Em contexto terapêutico a “sombra” alude a todos aqueles aspetos que suprimimos ou renegamos, consciente ou inconscientemente, para “ajustar” a nossa própria autoimagem ou identidade pessoal. Esta imagem que mostramos sobre nós mesmos tem o propósito de alcançar segurança: física, afetiva e psicológica; ou, dito por outras palavras, desenvolvemos inconscientemente uma identidade pessoal que procura ser aprovada, aceite e reconhecida pelos outros e por nós próprios.

Acontece que a identidade pessoal e a sombra psicológica são duas faces da mesma moeda, dois polos do mesmo processo.
O conflito entre o consciente e o inconsciente gera uma contínua tensão interior. Para amenizá-la gastamos uma tremenda quantidade de energia na contenção da sombra, energia essa que poderia ser empregue num processo de desenvolvimento e expansão da consciência.
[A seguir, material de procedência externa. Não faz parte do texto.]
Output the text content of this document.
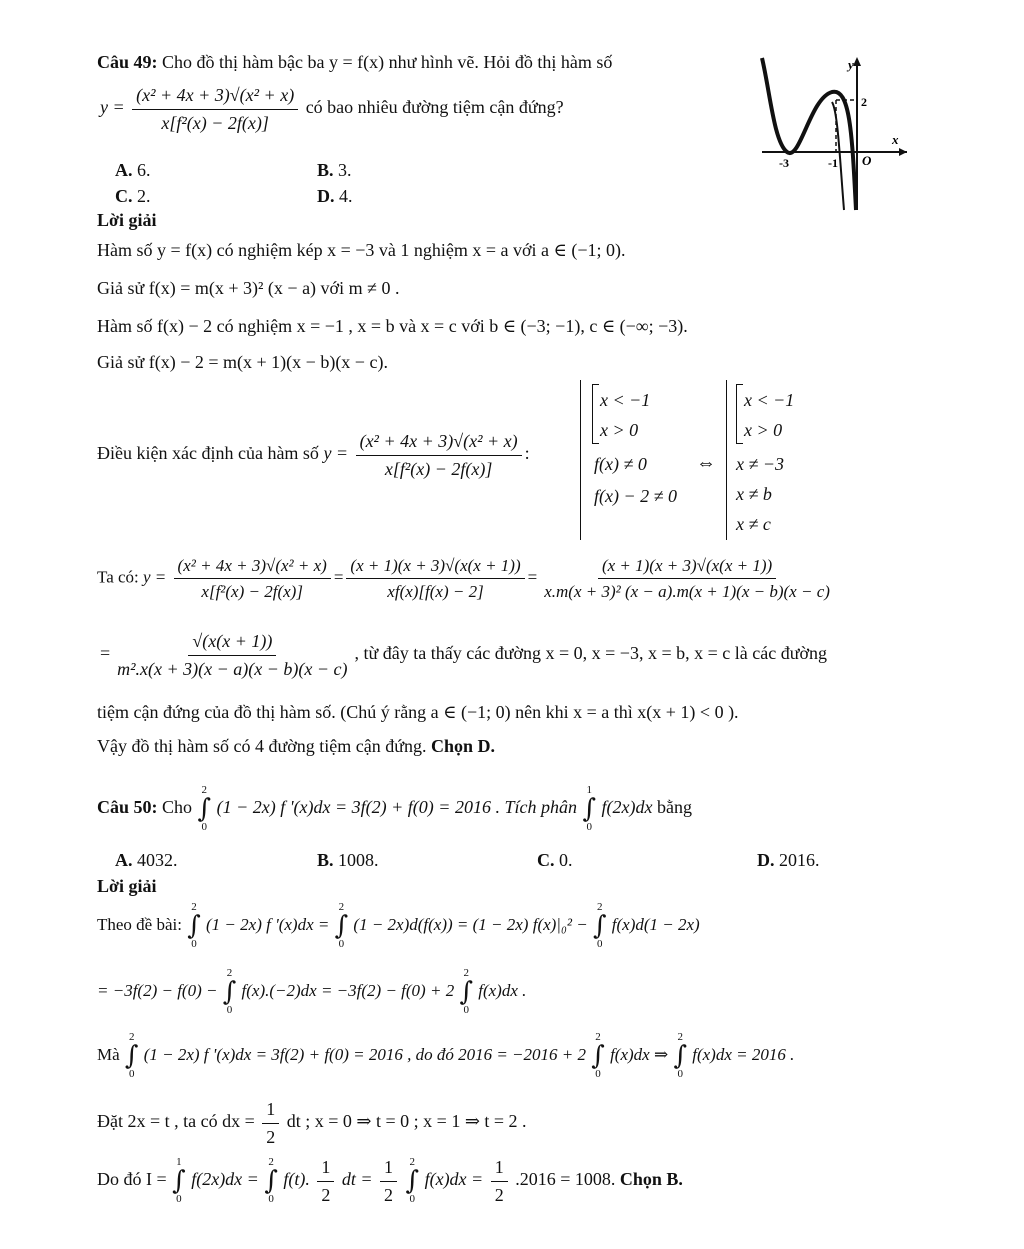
Câu 49: Cho đồ thị hàm bậc ba y = f(x) như hình vẽ. Hỏi đồ thị hàm số
$y = \frac{\text{(x² + 4x + 3)√(x² + x)}}{\text{x[f²(x) − 2f(x)]}}$ có bao nhiêu đường tiệm cận đứng?
A. 6.	B. 3.
C. 2.	D. 4.
y
x
2
-3	-1 O
Lời giải
Hàm số y = f(x) có nghiệm kép x = −3 và 1 nghiệm x = a với a ∈ (−1; 0).
Giả sử f(x) = m(x + 3)² (x − a) với m ≠ 0 .
Hàm số f(x) − 2 có nghiệm x = −1 , x = b và x = c với b ∈ (−3; −1), c ∈ (−∞; −3).
Giả sử f(x) − 2 = m(x + 1)(x − b)(x − c).
Điều kiện xác định của hàm số $y = \frac{\text{(x² + 4x + 3)√(x² + x)}}{\text{x[f²(x) − 2f(x)]}}$ :
x < −1
x > 0
f(x) ≠ 0
f(x) − 2 ≠ 0
⇔
x < −1
x > 0
x ≠ −3
x ≠ b
x ≠ c
Ta có: $y = \frac{\text{(x² + 4x + 3)√(x² + x)}}{\text{x[f²(x) − 2f(x)]}} = \frac{(x + 1)(x + 3)√(x(x + 1))}{xf(x)[f(x) - 2]} = \frac{(x + 1)(x + 3)√(x(x + 1))}{\text{x.m(x + 3)² (x − a).m(x + 1)(x − b)(x − c)}}$
= $\frac{√(x(x + 1))}{\text{m².x(x + 3)(x − a)(x − b)(x − c)}}$ , từ đây ta thấy các đường x = 0, x = −3, x = b, x = c là các đường
tiệm cận đứng của đồ thị hàm số. (Chú ý rằng a ∈ (−1; 0) nên khi x = a thì x(x + 1) < 0 ).
Vậy đồ thị hàm số có 4 đường tiệm cận đứng. Chọn D.
Câu 50: Cho
2
∫
0
(1 − 2x) f '(x)dx = 3f(2) + f(0) = 2016 . Tích phân
1
∫
0
f(2x)dx bằng
A. 4032.	B. 1008.	C. 0.	D. 2016.
Lời giải
Theo đề bài:
2
∫
0
(1 − 2x) f '(x)dx =
2
∫
0
(1 − 2x)d(f(x)) = (1 − 2x) f(x)|₀² −
2
∫
0
f(x)d(1 − 2x)
= −3f(2) − f(0) −
2
∫
0
f(x).(−2)dx = −3f(2) − f(0) + 2
2
∫
0
f(x)dx .
Mà
2
∫
0
(1 − 2x) f '(x)dx = 3f(2) + f(0) = 2016 , do đó 2016 = −2016 + 2
2
∫
0
f(x)dx ⇒
2
∫
0
f(x)dx = 2016 .
Đặt 2x = t , ta có dx = $\frac{1}{2}$ dt ; x = 0 ⇒ t = 0 ; x = 1 ⇒ t = 2 .
Do đó I =
1
∫
0
f(2x)dx =
2
∫
0
f(t). $\frac{1}{2}$ dt = $\frac{1}{2}$
2
∫
0
$f(x)dx = \frac{1}{2} .2016 = 1008$. Chọn B.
Por outro lado, a sombra urge por emergir e acaba por fazê-lo através de comportamentos ou mesmo através de sintomas ou doenças.

Quando damos voz à sombra, quando a reconhecemos e aceitamos como parte integrante de quem somos, iluminando-a com a luz do “dar-se conta”, esta perde a sua virulência de forma progressiva. Segue-se então a integração dos aspetos excluídos do self.

A prática de meditação está intimamente ligada a este processo de integração, desenvolvimento e ampliação da nossa identidade, dado que permite trabalhar a permanência e o foco na emoção, ao invés da fuga, a não repressão e a não identificação. Em meditação emerge progressivamente um estado de consciência que permite ver e acolher o mundo exterior e interior.

A meditação permite revelar um novo olhar que acolhe, concilia e unifica, facilitando a contemplação de toda a polaridade como uma dança criativa em que é amorosamente acolhida e silenciosamente celebrada.